A multi-phase project to unify, simplify, and rework Alberta.ca Account — the authentication layer behind a wide range of Government of Alberta digital services.
Senior Product Designer
Owned the sign in and verification experience.
Drove visual design enhancements.
Sign in and Account creation for personal and business users
Account verification
Parallel workstreams: Account management, recovery, and re-verification.
Unified sign in launched for business and personal users, replacing the disjointed legacy paths.
Shipped rebuilt account creation flow.
Alberta.ca Account is the authentication layer for a wide range of Government of Alberta online services for individuals and business organizations.
In 2023-24, there were 2.5 million active basic (unverified) and 1.3 million verified Alberta.ca Accounts allowing Albertans to access government services and programs online. Because it sits in front of so many services, users land on it via redirect rather than seeking it out, and that context shapes the design problem. Data revealed that 394,000 users had started verification and abandoned it. The contact centre also received a high volume of calls due to account and verification related issues.
The project was a two-phase modernization. Phase 1 unified the back-end under a single sign in entry point with a light UI refresh, but didn't address the underlying experience. Phase 2, where I joined the team, addressed the end-to-end flow: simplifying sign in decisions, reworking account creation, and reducing friction.

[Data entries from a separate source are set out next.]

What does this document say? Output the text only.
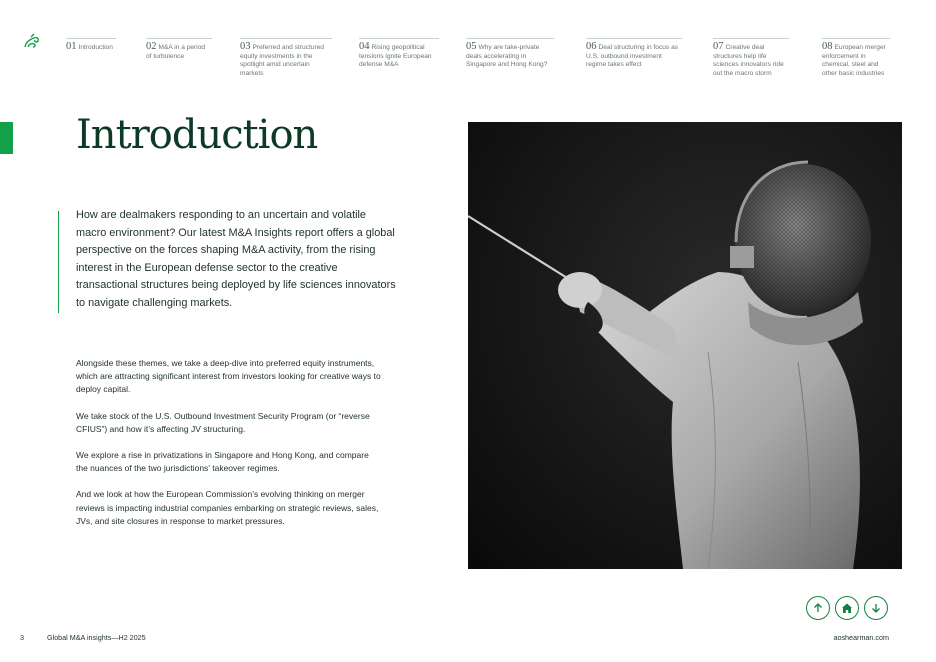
01 Introduction	02 M&A in a period of turbulence
03 Preferred and structured equity investments in the spotlight amid uncertain markets
04 Rising geopolitical tensions ignite European defense M&A
05 Why are take-private deals accelerating in Singapore and Hong Kong?
06 Deal structuring in focus as U.S. outbound investment regime takes effect
07 Creative deal structures help life sciences innovators ride out the macro storm
08 European merger enforcement in chemical, steel and other basic industries
Introduction

How are dealmakers responding to an uncertain and volatile macro environment? Our latest M&A Insights report offers a global perspective on the forces shaping M&A activity, from the rising interest in the European defense sector to the creative transactional structures being deployed by life sciences innovators to navigate challenging markets.

Alongside these themes, we take a deep-dive into preferred equity instruments, which are attracting significant interest from investors looking for creative ways to deploy capital.

We take stock of the U.S. Outbound Investment Security Program (or “reverse CFIUS”) and how it’s affecting JV structuring.

We explore a rise in privatizations in Singapore and Hong Kong, and compare the nuances of the two jurisdictions’ takeover regimes.

And we look at how the European Commission’s evolving thinking on merger reviews is impacting industrial companies embarking on strategic reviews, sales, JVs, and site closures in response to market pressures.

3	Global M&A insights—H2 2025	aoshearman.com
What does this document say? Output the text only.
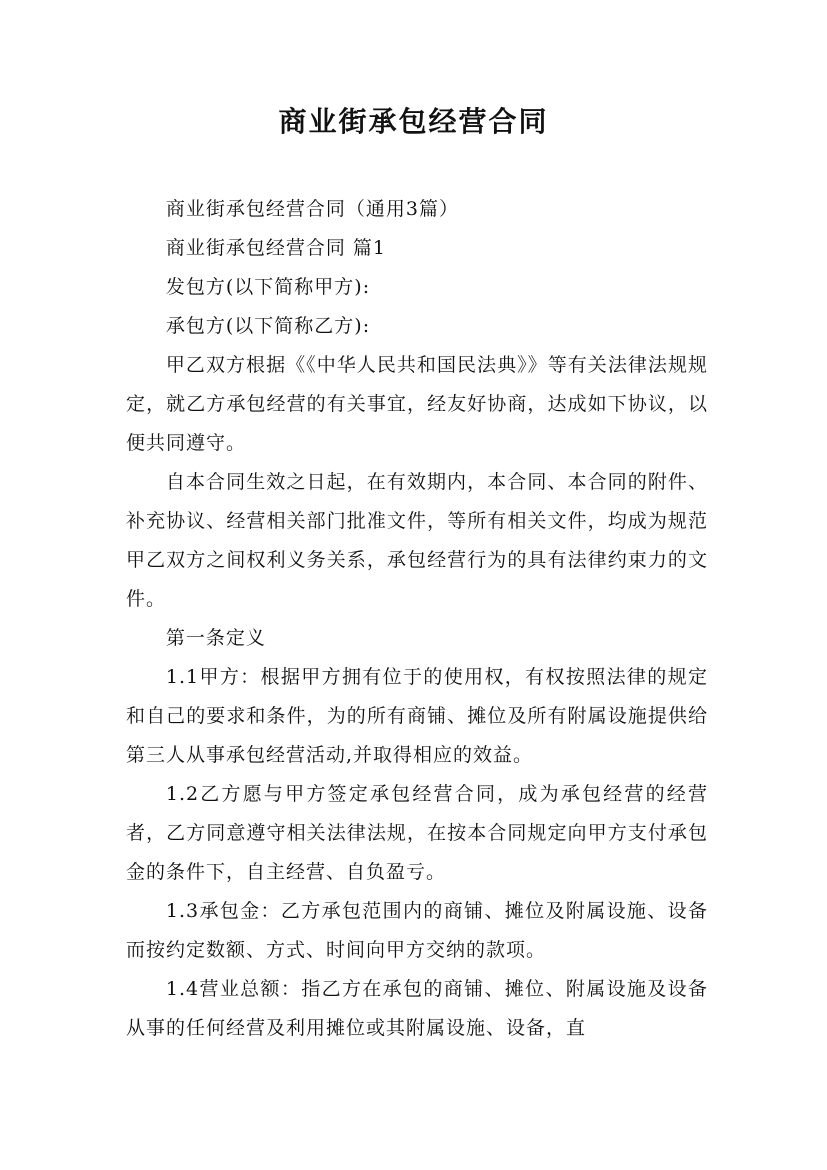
商业街承包经营合同

商业街承包经营合同（通用3篇）

商业街承包经营合同 篇1

发包方(以下简称甲方):

承包方(以下简称乙方):

甲乙双方根据《《中华人民共和国民法典》》等有关法律法规规定，就乙方承包经营的有关事宜，经友好协商，达成如下协议，以便共同遵守。

自本合同生效之日起，在有效期内，本合同、本合同的附件、补充协议、经营相关部门批准文件，等所有相关文件，均成为规范甲乙双方之间权利义务关系，承包经营行为的具有法律约束力的文件。

第一条定义

1.1甲方：根据甲方拥有位于的使用权，有权按照法律的规定和自己的要求和条件，为的所有商铺、摊位及所有附属设施提供给第三人从事承包经营活动,并取得相应的效益。

1.2乙方愿与甲方签定承包经营合同，成为承包经营的经营者，乙方同意遵守相关法律法规，在按本合同规定向甲方支付承包金的条件下，自主经营、自负盈亏。

1.3承包金：乙方承包范围内的商铺、摊位及附属设施、设备而按约定数额、方式、时间向甲方交纳的款项。

1.4营业总额：指乙方在承包的商铺、摊位、附属设施及设备从事的任何经营及利用摊位或其附属设施、设备，直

My Role & Methods Used: Synthesis of existing user research, performance analytics, contact centre call data review, and workshops with business leads.
How Might We
Introduce Alberta.ca Account to first-time users arriving via redirect.
How Might We
Unify sign-in across business and personal users into a single, coherent entry point.
How Might We
Redesign account creation so it feels guided, reducing time spent and cognitive load.
How Might We
Make account type and verification decisions clearer and more contextual.
We built up the flows in low-fidelity wireframes first, then prototyped in Figma for concept testing across two rounds of five participants. We used scenario-based walkthroughs covering account creation, federated sign in, verification through to the mailed activation code, and post-verification entry to a downstream service.




A unified Alberta.ca Account sign-in and account creation experience that meets users where they are, typically arriving from a downstream government service. My scope of work for the redesign covers: Sign-in, Account Creation, and Account Verification.
My Role & Methods Used: Wireframes and design explorations for account creation with verification flow and sign in experience, rapid prototyping for testing. Partnered with Service Design and Front-End Designers to conduct usability testing and synthesize findings.
Alberta.ca Account now detects the upstream service that directed the user to create an account and routes them automatically to the appropriate account creation flow.



Users are automatically directed to the account creation flow for basic unverified accounts if the service they are coming from doesn’t require verification.




Only users coming from services that require verification are taken through the verification process during account creation.





Design decisions and cross-team alignment work that shaped the shipped experience.

Google & Microsoft sign-in were already added in the legacy system but were hidden behind logic that auto-redirected email addresses without surfacing federated as an explicit choice.
I surfaced user feedback from concept testing, where participants gravitated to federated options when they were visible, and gathered evidence from industry trends to advocate for and secure buy-in from business stakeholders to bring federated options to the top.



Accepted verification documents were limited to Alberta driver's licence and ID, so a substantial group of users (newcomers, temporary residents, students) could start verification but never complete it. Upstream program teams and contact centre agents confirmed this was a common experience, not an edge case.
In response, the unhappy path was given deliberate weight, with contextual support at potential dead ends and alternate pathways so users could find resolution and clear guidance.
I drove UI enhancements that pushed the experience toward the polish expected of a high-traffic, high-visibility public service — redesigning flows for both improved usability and visual finesse, and creating illustrations to support the experience.